Gandhi’s reputation as the leader of the Indian Independence Movement is well known, however, his life and philosophy can also help us tackle our financial troubles in the most unanticipated ways. As the country is paying tribute to the great Father, let us revisit some of his teachings and draw inspiration on how to manage our finances. Coincidentally, his face is literally in every Indian bank note. So, it is fitting that we should be talking about money on his birthday.
His education in London and his experiences as a lawyer in South Africa imparted in him a strong knowledge of worldly affairs including economic and financial matters. He understood the importance of businesses and the role they play in a country’s economy. The ‘Swadeshi Movement’ that he started aimed at reviving domestic goods that would benefit local traders, artisans and businesses in a time when Britain controlled India’s economy. It was a predecessor to the ‘Make in India’ initiative that the government has been pushing these last few years.
Let’s examine a few of his famous words and learn the ways they can assist us in handling our monetary affairs:
“Whatever you do will be insignificant, but it is very important that you do it.”
Every rupee you save matters. It might seem insignificant at the moment but like Gandhi says here, it is important that you do. Even his life was a collection of small individual events that ultimately lead to the independence of this great nation.
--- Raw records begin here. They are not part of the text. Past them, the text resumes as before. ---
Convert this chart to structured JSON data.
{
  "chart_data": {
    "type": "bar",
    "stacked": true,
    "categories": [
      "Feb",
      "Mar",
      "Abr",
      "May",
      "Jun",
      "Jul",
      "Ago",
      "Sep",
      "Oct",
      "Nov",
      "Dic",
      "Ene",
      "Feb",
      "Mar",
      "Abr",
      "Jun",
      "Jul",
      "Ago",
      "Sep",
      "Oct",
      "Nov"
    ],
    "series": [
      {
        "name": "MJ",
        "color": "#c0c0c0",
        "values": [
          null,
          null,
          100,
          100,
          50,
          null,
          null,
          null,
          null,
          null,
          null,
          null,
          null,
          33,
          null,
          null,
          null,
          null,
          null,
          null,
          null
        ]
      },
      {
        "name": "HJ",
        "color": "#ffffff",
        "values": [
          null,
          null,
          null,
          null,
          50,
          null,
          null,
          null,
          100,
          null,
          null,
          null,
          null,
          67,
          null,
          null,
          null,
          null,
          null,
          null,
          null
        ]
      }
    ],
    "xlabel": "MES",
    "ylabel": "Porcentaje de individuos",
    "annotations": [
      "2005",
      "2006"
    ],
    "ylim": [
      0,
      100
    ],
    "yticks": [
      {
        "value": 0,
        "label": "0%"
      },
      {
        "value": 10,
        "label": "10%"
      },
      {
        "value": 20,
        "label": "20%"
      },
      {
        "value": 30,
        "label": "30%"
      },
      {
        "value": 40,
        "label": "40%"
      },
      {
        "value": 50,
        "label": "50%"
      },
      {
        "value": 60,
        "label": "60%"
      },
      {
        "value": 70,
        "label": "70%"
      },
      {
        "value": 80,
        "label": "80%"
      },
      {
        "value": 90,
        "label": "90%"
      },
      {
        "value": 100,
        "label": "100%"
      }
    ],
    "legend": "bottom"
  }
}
Likewise a consistent and disciplined habit of saving, no matter how small, will grow into something much more.
“It is difficult, but not impossible, to conduct strictly honest business.”
Honesty in money matters is essential to maintaining a stress free financial life. Gandhi’s philosophy is dedicated to the pursuit of truth. He attributes a lot of his success to truth, like the establishment of his Satyagraha Ashram where “Satya” means truth. Truthful and honest dealings with your finances will pave the way for a lifetime of success and contentment.
“Freedom is not worth having if it does not include the freedom to make mistakes.”
All of us make mistakes in life. This includes our financial lives as well. When Gandhi was fighting for India’s freedom, he fought knowing that the process of nation building would involve a lot of mistakes. He understood that the stability of the new country will be threatened by a lot of shortcomings but his fight was also for the freedom to commit these mistakes and learn from them. Do not dwell on past mistakes but use it as a lesson to empower your decisions in the future.
“Capital as such is not evil; it is its wrong use that is evil. Capital in some form or other will always be needed.”
We’ve all heard the saying “Money is the root of all evil”. Thankfully Gandhiji does not endorse this statement. One must not be discouraged to pursue wealth, as long as it is not illegal and exploitative. While money might not buy happiness, financial stability can certainly help in discovering it.
It’s remarkable to see the various ways in which Gandhi’s teachings can be relevant in our day to day lives. Even 70 years after his unfortunate demise, he remains a source of pride and inspiration to us Indians. This Gandhi Jayanti, we at NIRA, wish everyone a tension free financial life and the freedom to achieve it.